I think Classical Havanese also breeds Beardies, but they are in Toronto. Maybe you can contact them for some help.


----------



## krandall (Jun 11, 2009)

morriscsps said:


> My mom is suffering from IWAP. While she does agree that Jack is a terrific grandpuppy, she is addicted to the herding dogs.
> 
> Beardies are at the top of her list.
> Australian Shepherds, Border Collies, and you get it.
> ...


Pam, there's a lady with a lovely Beardie who is at most of the same shows we are. When I see her next, I'll ask her. If I weren't allergic to them, I'd consider one!!!


----------



## krandall (Jun 11, 2009)

Also, there is an AWESOME Aussie rescue group in this area, and I happen to know they have an ADORABLE group of puppies in foster care at the moment...


----------



## Rita Nelson (Jul 13, 2009)

Pam, the breeder we got Tucker from was a Bearded Collie breeder before breeding Havs. She might be able to help you find someone in the NE area. Her name is June Hartzog of Jubo-Lee Havanese. Her website is jubolee.com. You can get her phone # from there if you wish.


----------



## morriscsps (Aug 17, 2010)

@ Karen, that would be great if you could ask the Beardie owner. My mom has wanted a Beardie for years. What is the name of the Aussie rescue group? Mom is going to semi-retired April 1 and wants an 8 week old puppy then. Probably the cute Aussie puppies will be too old by then. 

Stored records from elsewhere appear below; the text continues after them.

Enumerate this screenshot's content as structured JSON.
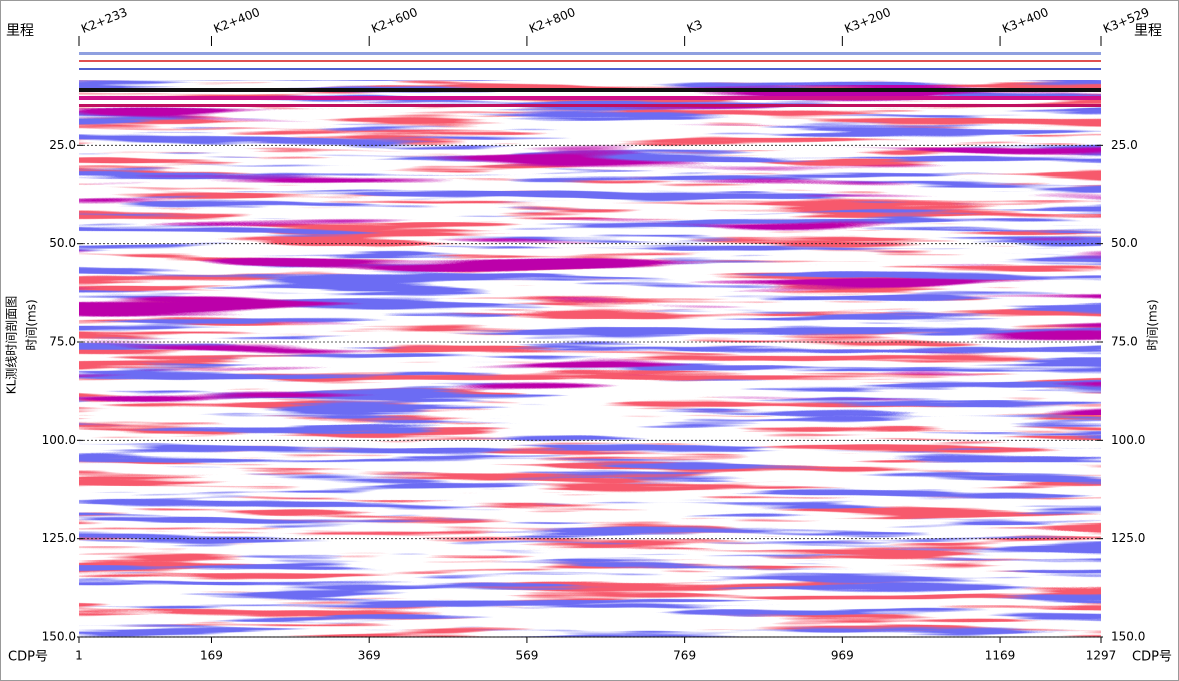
{
  "chart_data": {
    "type": "seismic",
    "title": "KL测线时间剖面图",
    "y_label": "时间(ms)",
    "top_axis_label": "里程",
    "x_label": "CDP号",
    "xlim": [
      1,
      1297
    ],
    "xticks": [
      1,
      169,
      369,
      569,
      769,
      969,
      1169,
      1297
    ],
    "mileage_ticks": [
      {
        "value": 1,
        "label": "K2+233"
      },
      {
        "value": 169,
        "label": "K2+400"
      },
      {
        "value": 369,
        "label": "K2+600"
      },
      {
        "value": 569,
        "label": "K2+800"
      },
      {
        "value": 769,
        "label": "K3"
      },
      {
        "value": 969,
        "label": "K3+200"
      },
      {
        "value": 1169,
        "label": "K3+400"
      },
      {
        "value": 1297,
        "label": "K3+529"
      }
    ],
    "ylim": [
      0,
      150
    ],
    "yticks": [
      {
        "value": 25,
        "label": "25.0"
      },
      {
        "value": 50,
        "label": "50.0"
      },
      {
        "value": 75,
        "label": "75.0"
      },
      {
        "value": 100,
        "label": "100.0"
      },
      {
        "value": 125,
        "label": "125.0"
      },
      {
        "value": 150,
        "label": "150.0"
      }
    ],
    "y_inverted": true,
    "grid": true
  }
}
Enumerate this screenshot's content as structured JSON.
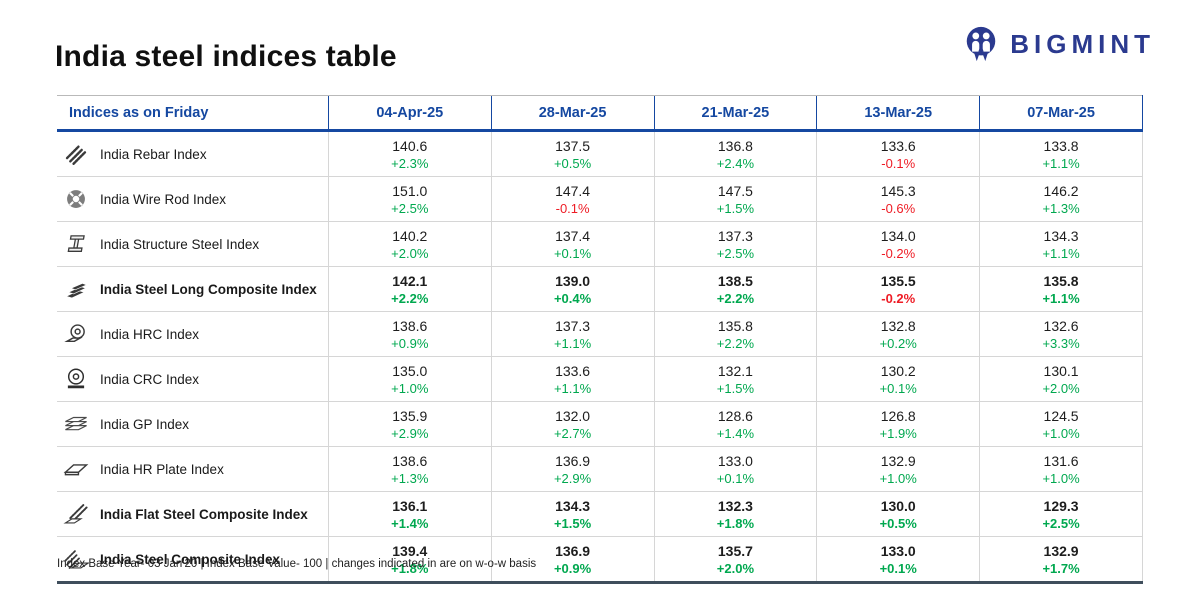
{
  "page": {
    "title": "India steel indices table",
    "footnote": "Index Base Year- 03 Jan'20 | Index Base Value- 100 | changes indicated in are on w-o-w basis"
  },
  "logo": {
    "text": "BIGMINT"
  },
  "colors": {
    "header_blue": "#1548a1",
    "logo_navy": "#2b3a8f",
    "positive_green": "#00a84f",
    "negative_red": "#ee1c25",
    "table_bottom_border": "#3f4e5c"
  },
  "chart_data": {
    "type": "table",
    "title": "India steel indices table",
    "columns": [
      "Indices as on Friday",
      "04-Apr-25",
      "28-Mar-25",
      "21-Mar-25",
      "13-Mar-25",
      "07-Mar-25"
    ],
    "rows": [
      {
        "label": "India Rebar Index",
        "icon": "rebar-icon",
        "bold": false,
        "values": [
          "140.6",
          "137.5",
          "136.8",
          "133.6",
          "133.8"
        ],
        "changes": [
          "+2.3%",
          "+0.5%",
          "+2.4%",
          "-0.1%",
          "+1.1%"
        ]
      },
      {
        "label": "India Wire Rod Index",
        "icon": "wire-rod-icon",
        "bold": false,
        "values": [
          "151.0",
          "147.4",
          "147.5",
          "145.3",
          "146.2"
        ],
        "changes": [
          "+2.5%",
          "-0.1%",
          "+1.5%",
          "-0.6%",
          "+1.3%"
        ]
      },
      {
        "label": "India Structure Steel Index",
        "icon": "structure-steel-icon",
        "bold": false,
        "values": [
          "140.2",
          "137.4",
          "137.3",
          "134.0",
          "134.3"
        ],
        "changes": [
          "+2.0%",
          "+0.1%",
          "+2.5%",
          "-0.2%",
          "+1.1%"
        ]
      },
      {
        "label": "India Steel Long Composite Index",
        "icon": "steel-long-composite-icon",
        "bold": true,
        "values": [
          "142.1",
          "139.0",
          "138.5",
          "135.5",
          "135.8"
        ],
        "changes": [
          "+2.2%",
          "+0.4%",
          "+2.2%",
          "-0.2%",
          "+1.1%"
        ]
      },
      {
        "label": "India HRC Index",
        "icon": "hrc-coil-icon",
        "bold": false,
        "values": [
          "138.6",
          "137.3",
          "135.8",
          "132.8",
          "132.6"
        ],
        "changes": [
          "+0.9%",
          "+1.1%",
          "+2.2%",
          "+0.2%",
          "+3.3%"
        ]
      },
      {
        "label": "India CRC Index",
        "icon": "crc-coil-icon",
        "bold": false,
        "values": [
          "135.0",
          "133.6",
          "132.1",
          "130.2",
          "130.1"
        ],
        "changes": [
          "+1.0%",
          "+1.1%",
          "+1.5%",
          "+0.1%",
          "+2.0%"
        ]
      },
      {
        "label": "India GP Index",
        "icon": "gp-sheets-icon",
        "bold": false,
        "values": [
          "135.9",
          "132.0",
          "128.6",
          "126.8",
          "124.5"
        ],
        "changes": [
          "+2.9%",
          "+2.7%",
          "+1.4%",
          "+1.9%",
          "+1.0%"
        ]
      },
      {
        "label": "India HR Plate Index",
        "icon": "hr-plate-icon",
        "bold": false,
        "values": [
          "138.6",
          "136.9",
          "133.0",
          "132.9",
          "131.6"
        ],
        "changes": [
          "+1.3%",
          "+2.9%",
          "+0.1%",
          "+1.0%",
          "+1.0%"
        ]
      },
      {
        "label": "India Flat Steel Composite Index",
        "icon": "flat-steel-composite-icon",
        "bold": true,
        "values": [
          "136.1",
          "134.3",
          "132.3",
          "130.0",
          "129.3"
        ],
        "changes": [
          "+1.4%",
          "+1.5%",
          "+1.8%",
          "+0.5%",
          "+2.5%"
        ]
      },
      {
        "label": "India Steel Composite Index",
        "icon": "steel-composite-icon",
        "bold": true,
        "values": [
          "139.4",
          "136.9",
          "135.7",
          "133.0",
          "132.9"
        ],
        "changes": [
          "+1.8%",
          "+0.9%",
          "+2.0%",
          "+0.1%",
          "+1.7%"
        ]
      }
    ],
    "footnote": "Index Base Year- 03 Jan'20 | Index Base Value- 100 | changes indicated in are on w-o-w basis"
  }
}
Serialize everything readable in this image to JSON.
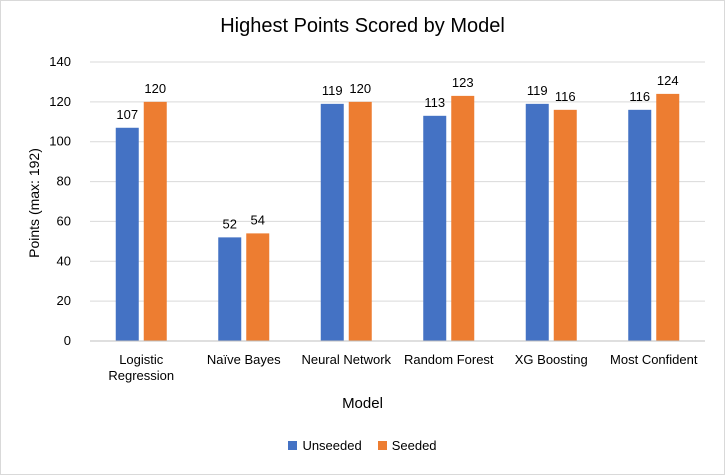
{
  "chart_data": {
    "type": "bar",
    "title": "Highest Points Scored by Model",
    "xlabel": "Model",
    "ylabel": "Points (max: 192)",
    "categories": [
      [
        "Logistic",
        "Regression"
      ],
      [
        "Naïve Bayes"
      ],
      [
        "Neural Network"
      ],
      [
        "Random Forest"
      ],
      [
        "XG Boosting"
      ],
      [
        "Most Confident"
      ]
    ],
    "series": [
      {
        "name": "Unseeded",
        "color": "#4472c4",
        "values": [
          107,
          52,
          119,
          113,
          119,
          116
        ]
      },
      {
        "name": "Seeded",
        "color": "#ed7d31",
        "values": [
          120,
          54,
          120,
          123,
          116,
          124
        ]
      }
    ],
    "ylim": [
      0,
      140
    ],
    "yticks": [
      0,
      20,
      40,
      60,
      80,
      100,
      120,
      140
    ],
    "grid": true,
    "data_labels": true,
    "legend": "bottom"
  }
}
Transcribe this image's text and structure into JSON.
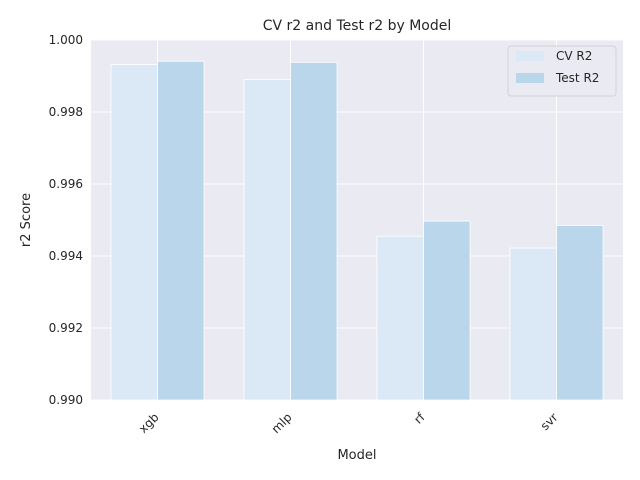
{
  "chart_data": {
    "type": "bar",
    "title": "CV r2 and Test r2 by Model",
    "xlabel": "Model",
    "ylabel": "r2 Score",
    "categories": [
      "xgb",
      "mlp",
      "rf",
      "svr"
    ],
    "series": [
      {
        "name": "CV R2",
        "values": [
          0.99932,
          0.9989,
          0.99455,
          0.99422
        ],
        "color": "#dbe8f5"
      },
      {
        "name": "Test R2",
        "values": [
          0.99941,
          0.99938,
          0.99497,
          0.99485
        ],
        "color": "#b9d6ea"
      }
    ],
    "ylim": [
      0.99,
      1.0
    ],
    "yticks": [
      "0.990",
      "0.992",
      "0.994",
      "0.996",
      "0.998",
      "1.000"
    ],
    "ytick_values": [
      0.99,
      0.992,
      0.994,
      0.996,
      0.998,
      1.0
    ],
    "grid": true,
    "legend": "top-right",
    "background": "#eaeaf2",
    "xtick_rotation_deg": 45
  }
}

@ Rita: lol! Jack is from June's line, too. I sent her an email last night. I am hoping that she has some leads.

Thanks, everyone!


----------



## krandall (Jun 11, 2009)

morriscsps said:


> @ Karen, that would be great if you could ask the Beardie owner. My mom has wanted a Beardie for years. What is the name of the Aussie rescue group? Mom is going to semi-retired April 1 and wants an 8 week old puppy then. Probably the cute Aussie puppies will be too old by then.
> 
> @ Rita: lol! Jack is from June's line, too. I sent her an email last night. I am hoping that she has some leads.
> 
> Thanks, everyone!


It'll probably be a few weeks before I see the lady with the Beardie again. In the mean time, the rescue my friend is involved with is:

Www.ns4ar.org


----------



## morriscsps (Aug 17, 2010)

Well, I haven't been very successful in my search for a Beardie puppy. Mom has limited me quite a bit. Not only does it have to be within a six hour drive but she wants a dark female with dark brown eyes and a black nose. Yikes!

I found one breeder in NH but she only has the lighter colored Beardies. Mom also wasn't to thrill with the sire. He had health issues as a puppy. Otherwise, a very nice breeder with great dogs and had all the checks on the checklist.

Soooooo.... I have asked Mom if she would consider other breeds. Tibetan Terriers popped up. I don't know ANYTHING about them. Does anyone have any experience or knowledge? I read the TT standard.

Any input would be great. Thanks.


----------